Le salut par l’économie ? Sur le plan économique, le pouvoir peut se targuer d’avoir fait repartir la croissance, qui a dépassé 7% en 2014 et 5,4% en 2015, contre seulement 2,1% en 2013. La bonne tenue de la production agricole y est pour beaucoup, notamment grâce à  la décision du président de porter le budget de ce secteur à  15%. Quant au budget global de l’État, il est passé de 1 465 milliards de francs CFA en 2013, à  plus de 2 000 en 2016, dont 500 milliards prévus pour les investissements. Selon Racine Thiam, « des résultats encourageants ont été enregistrés dans la mobilisation des ressources internes, et les services de l’assiette (douanes et impôts) ont mobilisé pour la première fois plus de 1 000 milliards de francs CFA en 2015 ». Cette gestion macro-économique a été saluée par les bailleurs de fonds, après la brouille de 2014, et a redonné au gouvernement des marges de manoeuvre, grâce à  la relance de la coopération internationale. La conférence de l’OCDE tenue en octobre 2015, où 3 milliards d’euros d’appui ont été annoncés, en est l’une des illustrations. Cela dit, ces résultats n’ont pas encore permis de créer massivement des emplois, même si le gouvernement affichait un total de 78 000 créations à  fin 2015, ni comblé les attentes des populations en matière de pouvoir d’achat, malgré la hausse significative du salaire minimum, passé à  40 000 francs CFA au 1er janvier 2016, et les efforts pour limiter la hausse des denrées de première nécessité. Au niveau des infrastructures de développement, les projets amorcés sous Amadou Toumani Touré (ATT) suivent leurs cours ou ont été inaugurés, tels les routes (Bamako-Segou), les hôpitaux (Mopti), les centrales électriques (Felou, Koro, Bankas..), la station de pompage et le campus universitaire de Kabala, et les programmes de logements sociaux, bien que l’objectif de 50 000 nouvelles habitations semble inatteignable. La lutte gagnée contre Ebola en 2014, avec l’appui de l’OMS, a montré l’efficacité d’un État mobilisé contre une menace mortelle, mais elle ne doit pas masquer la faiblesse, voire l’absence de structures sanitaires adaptées sur tout le territoire. Quant à  l’éducation nationale, en crise depuis des décennies, elle attend encore la grande réforme qui permettra au Mali de former des cadres, des employés et des ouvriers capables de s’insérer dans le tissu économique.

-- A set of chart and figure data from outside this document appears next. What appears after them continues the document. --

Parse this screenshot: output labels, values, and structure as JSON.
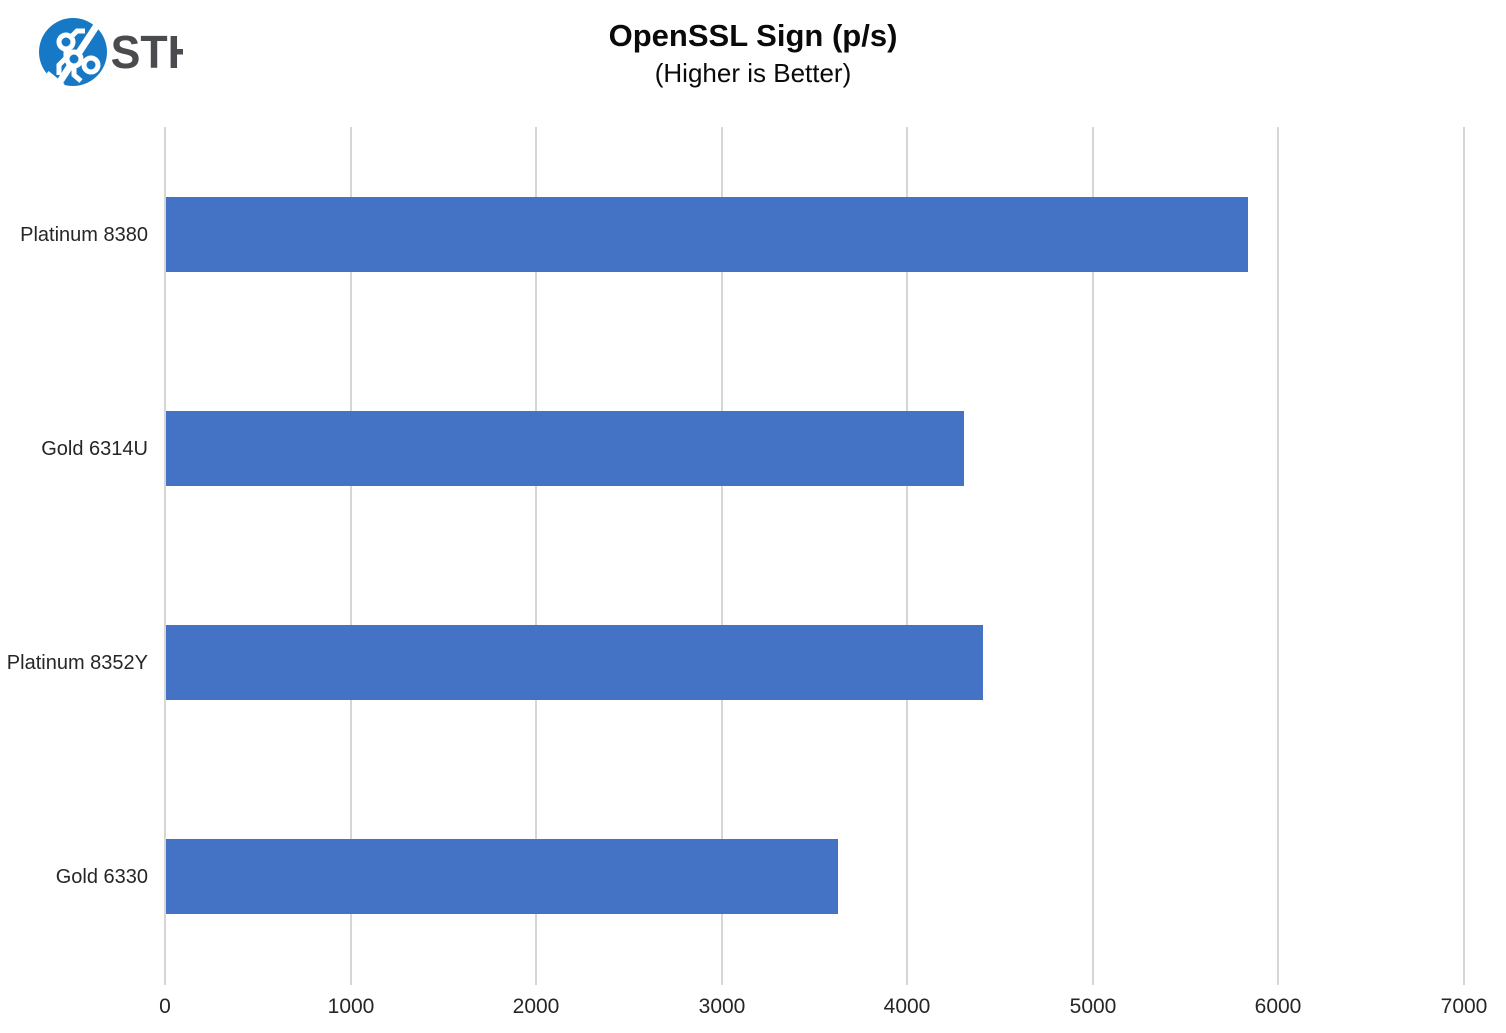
{
  "logo": {
    "brand": "STH",
    "circle_color": "#1779C5",
    "trace_color": "#ffffff",
    "text_color": "#4A4B4E"
  },
  "chart_data": {
    "type": "bar",
    "orientation": "horizontal",
    "title": "OpenSSL Sign (p/s)",
    "subtitle": "(Higher is Better)",
    "categories": [
      "Platinum 8380",
      "Gold 6314U",
      "Platinum 8352Y",
      "Gold 6330"
    ],
    "values": [
      5830,
      4300,
      4400,
      3620
    ],
    "xlim": [
      0,
      7000
    ],
    "xticks": [
      0,
      1000,
      2000,
      3000,
      4000,
      5000,
      6000,
      7000
    ],
    "xlabel": "",
    "ylabel": "",
    "grid": true,
    "legend": "none",
    "bar_color": "#4472C4",
    "gridline_color": "#D6D6D6",
    "label_color": "#262626"
  }
}
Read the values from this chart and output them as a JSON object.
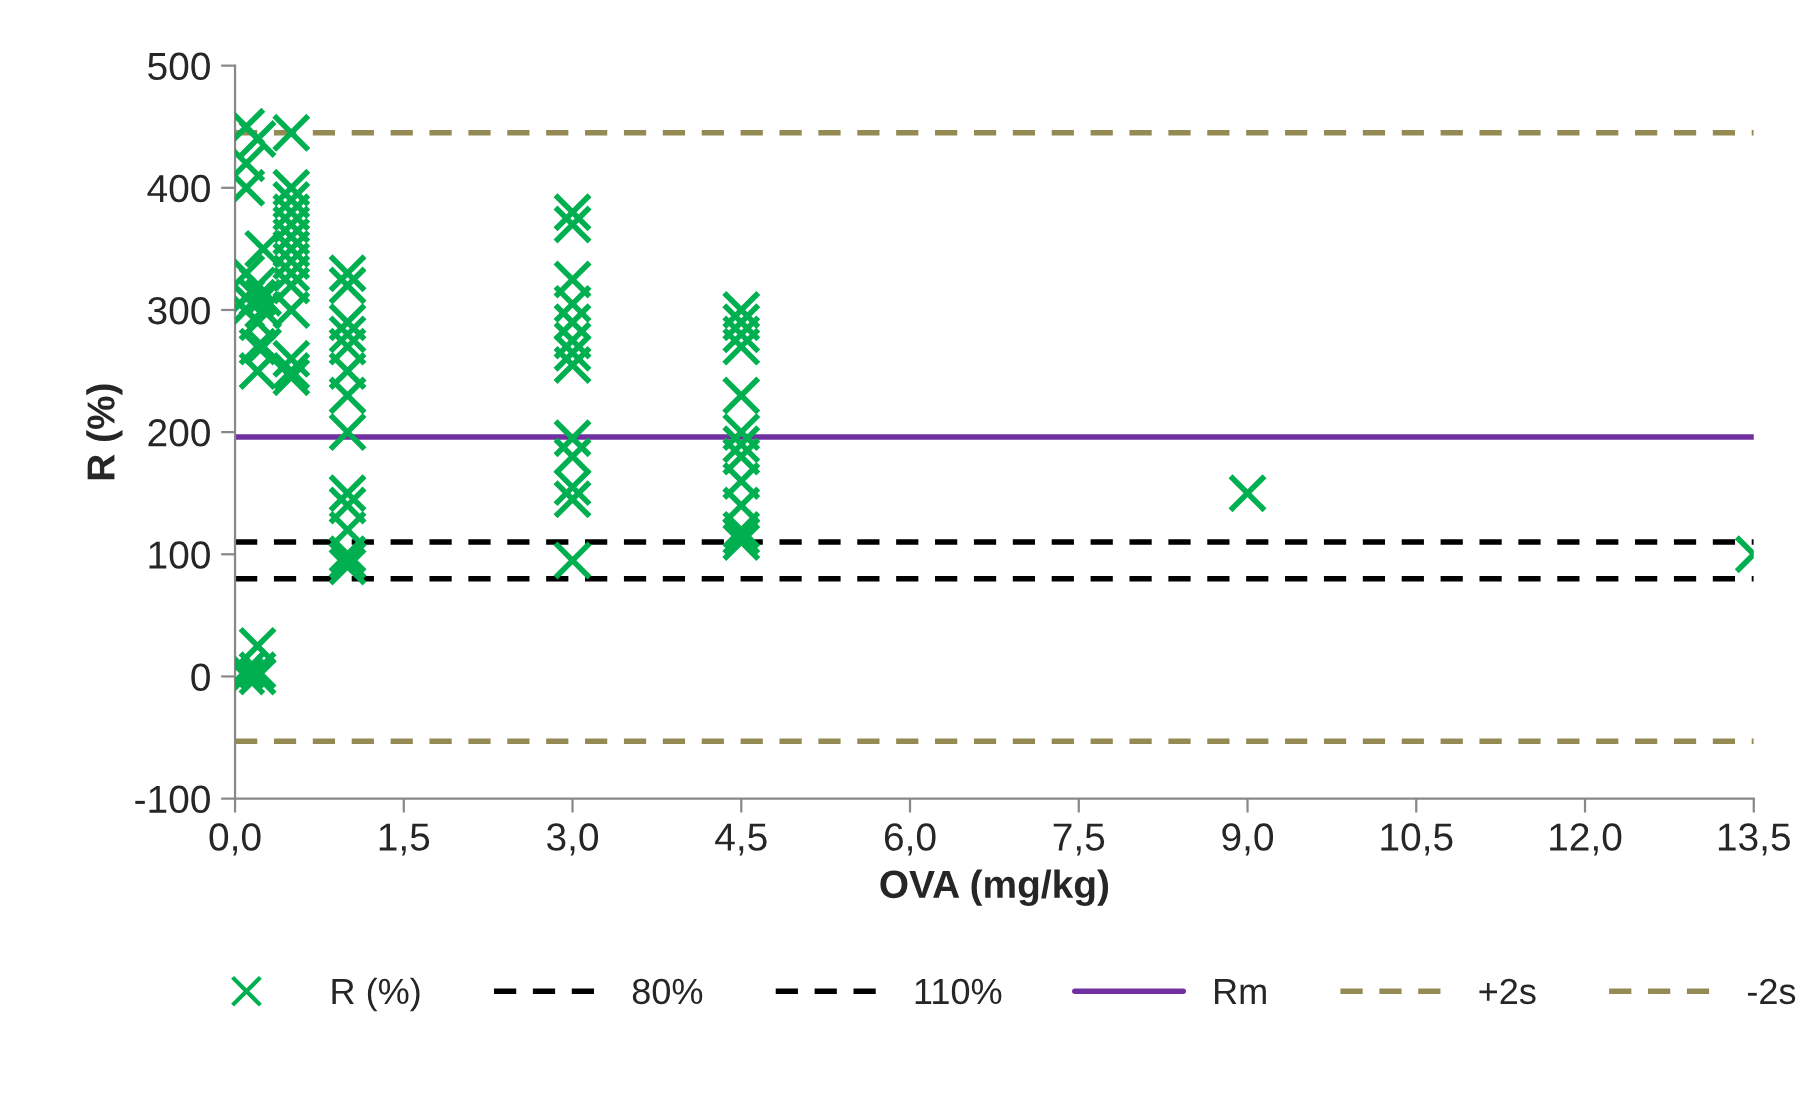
{
  "chart_data": {
    "type": "scatter",
    "xlabel": "OVA (mg/kg)",
    "ylabel": "R (%)",
    "series": [
      {
        "name": "R (%)",
        "color": "#00b050",
        "marker": "cross",
        "x": [
          0.1,
          0.1,
          0.1,
          0.1,
          0.1,
          0.1,
          0.1,
          0.1,
          0.2,
          0.2,
          0.2,
          0.2,
          0.2,
          0.2,
          0.2,
          0.2,
          0.2,
          0.25,
          0.25,
          0.25,
          0.25,
          0.5,
          0.5,
          0.5,
          0.5,
          0.5,
          0.5,
          0.5,
          0.5,
          0.5,
          0.5,
          0.5,
          0.5,
          0.5,
          0.5,
          1.0,
          1.0,
          1.0,
          1.0,
          1.0,
          1.0,
          1.0,
          1.0,
          1.0,
          1.0,
          1.0,
          1.0,
          1.0,
          1.0,
          3.0,
          3.0,
          3.0,
          3.0,
          3.0,
          3.0,
          3.0,
          3.0,
          3.0,
          3.0,
          3.0,
          3.0,
          3.0,
          4.5,
          4.5,
          4.5,
          4.5,
          4.5,
          4.5,
          4.5,
          4.5,
          4.5,
          4.5,
          4.5,
          4.5,
          4.5,
          9.0,
          13.5
        ],
        "values": [
          0,
          5,
          400,
          450,
          420,
          310,
          330,
          300,
          0,
          25,
          5,
          310,
          290,
          270,
          250,
          320,
          440,
          300,
          310,
          350,
          270,
          445,
          400,
          390,
          380,
          370,
          360,
          350,
          340,
          330,
          320,
          300,
          260,
          250,
          245,
          330,
          320,
          290,
          280,
          270,
          250,
          230,
          200,
          150,
          140,
          120,
          100,
          95,
          90,
          380,
          370,
          325,
          305,
          290,
          275,
          265,
          255,
          195,
          180,
          155,
          145,
          95,
          300,
          290,
          280,
          270,
          230,
          200,
          190,
          180,
          160,
          140,
          120,
          115,
          110,
          150,
          100
        ]
      }
    ],
    "ref_lines": [
      {
        "axis": "y",
        "value": 80,
        "label": "80%",
        "color": "#000000",
        "line_style": "dashed"
      },
      {
        "axis": "y",
        "value": 110,
        "label": "110%",
        "color": "#000000",
        "line_style": "dashed"
      },
      {
        "axis": "y",
        "value": 196,
        "label": "Rm",
        "color": "#7030a0",
        "line_style": "solid"
      },
      {
        "axis": "y",
        "value": 445,
        "label": "+2s",
        "color": "#948a54",
        "line_style": "dashed"
      },
      {
        "axis": "y",
        "value": -53,
        "label": "-2s",
        "color": "#948a54",
        "line_style": "dashed"
      }
    ],
    "xlim": [
      0,
      13.5
    ],
    "xticks": [
      {
        "value": 0,
        "label": "0,0"
      },
      {
        "value": 1.5,
        "label": "1,5"
      },
      {
        "value": 3,
        "label": "3,0"
      },
      {
        "value": 4.5,
        "label": "4,5"
      },
      {
        "value": 6,
        "label": "6,0"
      },
      {
        "value": 7.5,
        "label": "7,5"
      },
      {
        "value": 9,
        "label": "9,0"
      },
      {
        "value": 10.5,
        "label": "10,5"
      },
      {
        "value": 12,
        "label": "12,0"
      },
      {
        "value": 13.5,
        "label": "13,5"
      }
    ],
    "ylim": [
      -100,
      500
    ],
    "yticks": [
      -100,
      0,
      100,
      200,
      300,
      400,
      500
    ],
    "grid": false,
    "legend": "bottom"
  }
}
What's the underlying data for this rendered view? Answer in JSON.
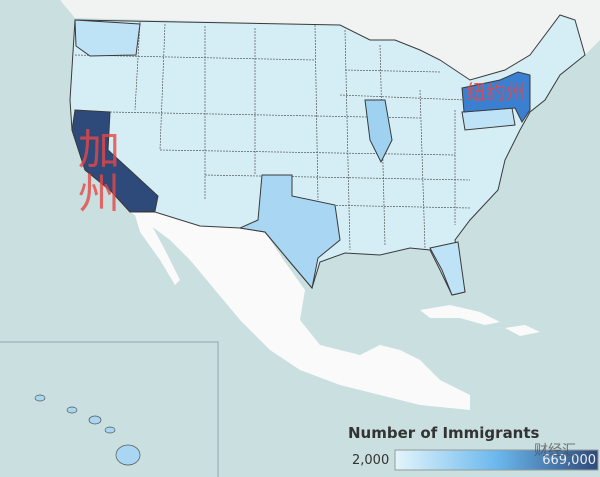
{
  "annotations": {
    "california": "加州",
    "new_york": "纽约州"
  },
  "legend": {
    "title": "Number of Immigrants",
    "min_label": "2,000",
    "max_label": "669,000"
  },
  "watermark": "财经汇"
}
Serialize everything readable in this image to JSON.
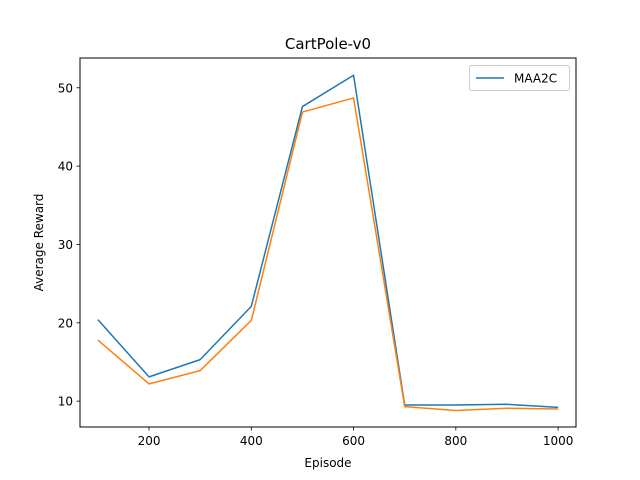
{
  "chart_data": {
    "type": "line",
    "title": "CartPole-v0",
    "xlabel": "Episode",
    "ylabel": "Average Reward",
    "xlim": [
      65,
      1035
    ],
    "ylim": [
      6.7,
      53.8
    ],
    "xticks": [
      200,
      400,
      600,
      800,
      1000
    ],
    "yticks": [
      10,
      20,
      30,
      40,
      50
    ],
    "grid": false,
    "legend_position": "top-right",
    "x": [
      100,
      200,
      300,
      400,
      500,
      600,
      700,
      800,
      900,
      1000
    ],
    "series": [
      {
        "name": "MAA2C",
        "color": "#1f77b4",
        "values": [
          20.4,
          13.1,
          15.3,
          22.1,
          47.6,
          51.6,
          9.5,
          9.5,
          9.6,
          9.2
        ]
      },
      {
        "color": "#ff7f0e",
        "values": [
          17.8,
          12.2,
          13.9,
          20.3,
          46.9,
          48.7,
          9.3,
          8.8,
          9.1,
          9.0
        ]
      }
    ]
  }
}
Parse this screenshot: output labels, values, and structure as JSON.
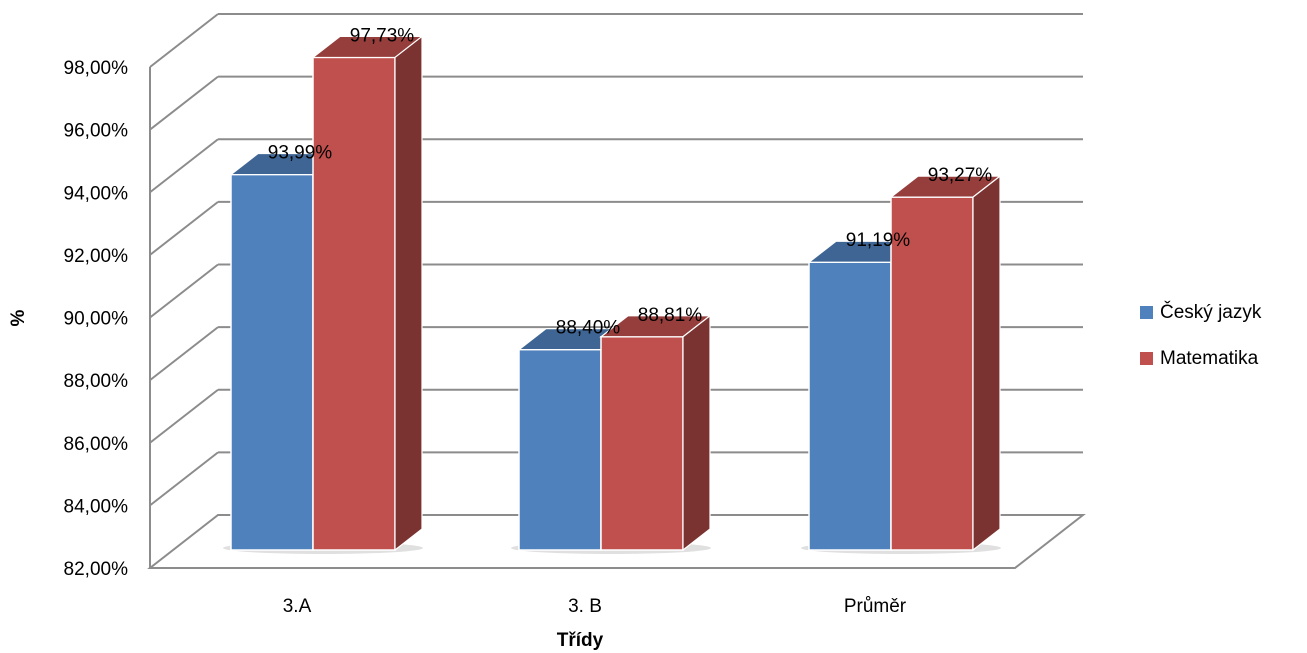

Pour réussir tout cela, beaucoup conviennent que le premier « chantier » est celui de la présidence elle-même. « Le président est de bonne foi et veut réussir. Mais tout dépend des hommes et des femmes avec qui il va gouverner », commente un observateur membre du parti présidentiel. Pour certains, l’équipe actuelle, incarnée par le Premier ministre Modibo Keïta, bien que remaniée à  plusieurs reprises, mériterait d’être complètement revue. « Il s’agissait d’un gouvernement de mission qui avait pour objectif de parvenir à  un accord de paix. Aujourd’hui, il faut d’autres personnalités qui peuvent faire bouger ce pays-là , et ça ne manque pas », ajoute un cadre de l’opposition. Si rien ne semble perdu, une chose est sûre, l’actuel locataire de Koulouba a les cartes en main et devra jouer une partie serrée pour réussir son mandat, et peut-être amorcer le second.